I was doubting if she is feeling the same way about me. Wishing hoping she might want to hang out. gaaahd. I tried not to get distracted. While she checked my teeth, my mouth wide-opened and I was trembling a little.

With good intentions, maybe within a few seconds, my good-looking doctor has transformed into pretty lady with a drill in her hands. Again I tried not to breathe hard as she might smell something bad. She says, your teeth are clean. My head goes, why did my tooth filling fell. LOL. This is faith, I am falling. Maybe it is faith that brought us to meet. LOL. Damn it. She again stares at me, I tried to be still as possible, by gripping the arms of the chair. 
"let me know if it hurts"
It doesn't hurt a thing baby. After a few minutes, she told me to use the saliva sucker(idk whats the name of that equipment) like a straw, so there goes my saliva.

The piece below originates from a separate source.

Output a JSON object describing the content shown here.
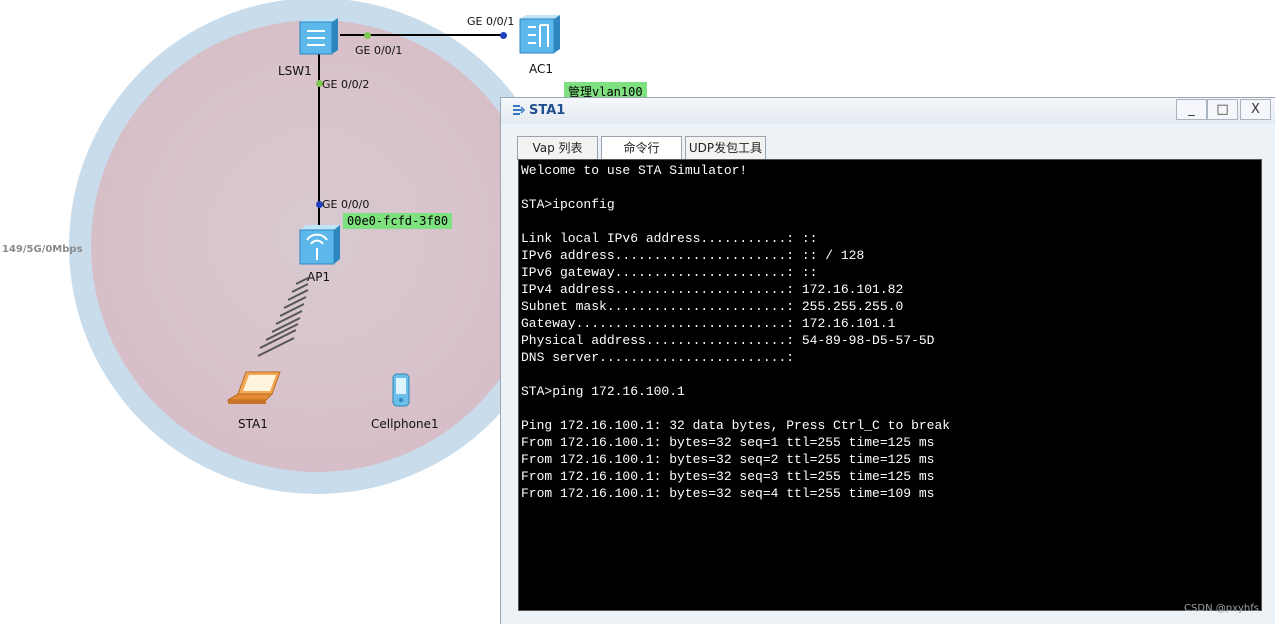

Flowing. Again she starts to drill and I tried not to stare into his eyes- mesmerizing, deep, so serious, she doesn't have any pimples. Oh, those spectacles looks good on her. 
That dentist has seen my teeth,maybe she saw millions of teeth already and it’s hardly a romantic moment I thought. She was so near my forehead she can almost kiss me. One wrong move and she might drill a hole on my cheek. Still, I stayed, undeterred. As soon as she was done, I tried to gain composition by asking her number. I stared at her, again and again. I felt there was a weird electrifying shindig there. Again my brain goes, ask for her number. Hi Dr Aisha is it possible to see you in a non professional meeting? Say it.. Just say it!
I thanked her, she was so charming, great. I DIDN'T GET HER NUMBER. HUHU. And now I am blogging it. I mean, really. Do you want to go to dinner or coffee date, who half-way through a meal,looks deep into your eyes as you chew, and says ”Babe, spit please, open your mouth wider?" Damn. Was that even sexy? LOL. Nasty. I am not single. But it was tempting. Seriously tempting.